Celle-ci constitue une grille de lecture permettant parfois d'entrer
plus rapidement dans une nouvelle discipline. Par exemple, un danseur
qui a l'habitude d'observer et de reproduire un mouvement étudiera
l'Aïkido avec un avantage par rapport à un novice lambda.
Toutefois, la grille de lecture peut devenir sclérosante. Le
phénomène qui se produit est alors le suivant : tout ce qui
correspond à la grille de lecture existante vient la renforcer, tout
ce qui ne peut pas s'y inscrire est écarté.
Or,
il faut rappeler que, s'il y a des points communs, il y a aussi des
différences. Et ces différences permettent parfois d'apporter un
éclairage nouveau sur un problème commun. Si l'on écarte la
différence au prétexte qu'elle ne rentre pas dans notre
sacro-sainte grille de lecture, on se prive d'un apport qui aurait pu
nous faire progresser.
En
somme, il faut savoir vider sa tasse, sans oublier qu'à l'instar
d'une grille de lecture, une tasse peut permettre de recevoir... du
bon thé !
Notes
*Aïkiken,
bokken, bokuto, katana, to… Quel terme choisir ?
Le
terme « boku » correspond au bois (il se prononce ki
lorsqu’il est employé seul). L'idéogramme pour « ken »
désigne un glaive qui est donc normalement tranchant des deux côtés.
Le terme bokken, même s'il est couramment employé ne correspond
donc pas à l'arme utilisée en Aïkido. En revanche, l'idéogramme
de « to » est le même que celui de « katana »
(qui peut se traduire par « qui a un seul tranchant »).

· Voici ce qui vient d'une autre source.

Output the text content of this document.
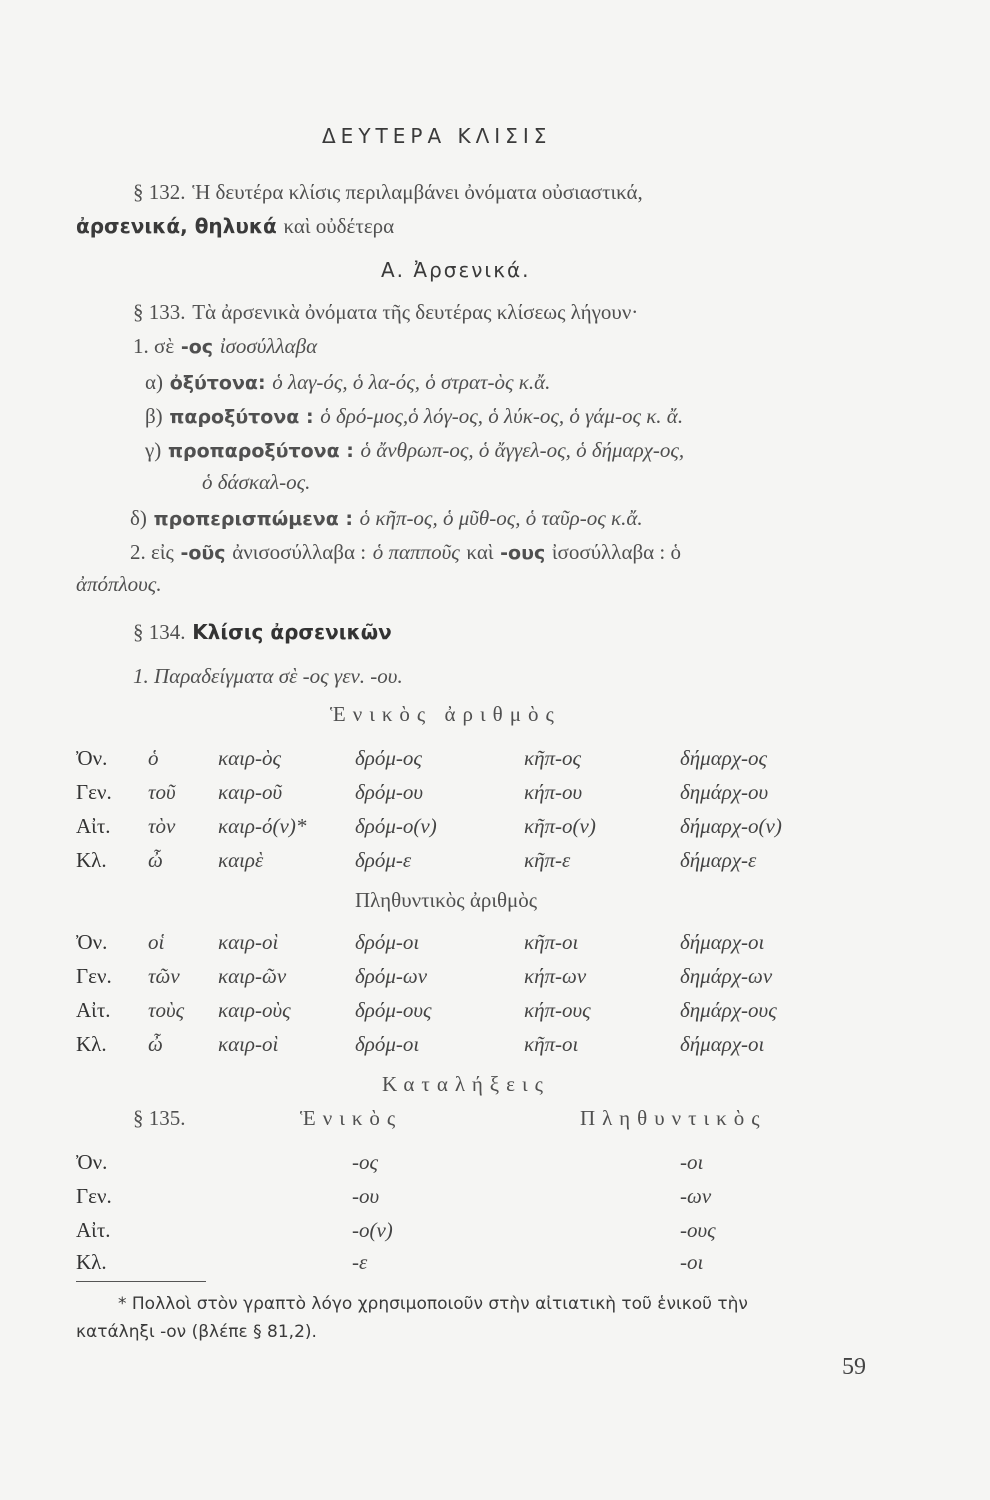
ΔΕΥΤΕΡΑ ΚΛΙΣΙΣ
§ 132. Ἡ δευτέρα κλίσις περιλαμβάνει ὀνόματα οὐσιαστικά,
ἀρσενικά, θηλυκά καὶ οὐδέτερα
Α. Ἀρσενικά.
§ 133. Τὰ ἀρσενικὰ ὀνόματα τῆς δευτέρας κλίσεως λήγουν·
1. σὲ -ος ἰσοσύλλαβα
α) ὀξύτονα: ὁ λαγ-ός, ὁ λα-ός, ὁ στρατ-ὸς κ.ἄ.
β) παροξύτονα : ὁ δρό-μος,ὁ λόγ-ος, ὁ λύκ-ος, ὁ γάμ-ος κ. ἄ.
γ) προπαροξύτονα : ὁ ἄνθρωπ-ος, ὁ ἄγγελ-ος, ὁ δήμαρχ-ος,
ὁ δάσκαλ-ος.
δ) προπερισπώμενα : ὁ κῆπ-ος, ὁ μῦθ-ος, ὁ ταῦρ-ος κ.ἄ.
2. εἰς -οῦς ἀνισοσύλλαβα : ὁ παπποῦς καὶ -ους ἰσοσύλλαβα : ὁ
ἀπόπλους.
§ 134. Κλίσις ἀρσενικῶν
1. Παραδείγματα σὲ -ος γεν. -ου.
Ἑνικὸς ἀριθμὸς
Ὀν. ὁ	καιρ-ὸς	δρόμ-ος	κῆπ-ος	δήμαρχ-ος
Γεν. τοῦ καιρ-οῦ	δρόμ-ου	κήπ-ου	δημάρχ-ου
Αἰτ. τὸν καιρ-ό(ν)* δρόμ-ο(ν)	κῆπ-ο(ν)	δήμαρχ-ο(ν)
Κλ. ὦ	καιρὲ	δρόμ-ε	κῆπ-ε	δήμαρχ-ε
Πληθυντικὸς ἀριθμὸς
Ὀν. οἱ	καιρ-οὶ	δρόμ-οι	κῆπ-οι	δήμαρχ-οι
Γεν. τῶν καιρ-ῶν	δρόμ-ων	κήπ-ων	δημάρχ-ων
Αἰτ. τοὺς καιρ-οὺς	δρόμ-ους	κήπ-ους	δημάρχ-ους
Κλ. ὦ	καιρ-οὶ	δρόμ-οι	κῆπ-οι	δήμαρχ-οι
Καταλήξεις
§ 135.	Ἑνικὸς	Πληθυντικὸς
Ὀν.	-ος	-οι
Γεν.	-ου	-ων
Αἰτ.	-ο(ν)	-ους
Κλ.	-ε	-οι
* Πολλοὶ στὸν γραπτὸ λόγο χρησιμοποιοῦν στὴν αἰτιατικὴ τοῦ ἑνικοῦ τὴν
κατάληξι -ον (βλέπε § 81,2).
59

Bokuto désigne donc en fait le sabre de bois tel que nous
l'utilisons en Aïkido. Le terme Aïkiken, quant à lui, même s'il
désigne habituellement l'emploi du bokuto en Aïkido n'est donc pas
forcément le plus linguistiquement cohérent...
Un
point c'est tout !
Bai
Hui, alias Vaisseau Gouverneur n°20, est situé au sommet du crâne,
au niveau de la fontanelle. Pour le localiser on cherche le
croisement de la ligne imaginaire partant de la pointe des oreilles
avec la ligne médiane du crâne.
Son
nom se traduit par « 100 réunions ». Il est en effet le
lieu de croisement d'un grand nombre de méridiens et de fait est
réputé efficace pour traiter pléthore d'affections. Il permet de
calmer l'esprit et d'éclaircir les sens. On l'emploie en cas de
choc, de perte de mémoire, d'insomnies, de céphalées, mais aussi
de prolapsus ou d'hémorroïdes.
C'est
le point le plus « yang » du corps. Il est symboliquement
le point le plus en contact avec les éléments célestes.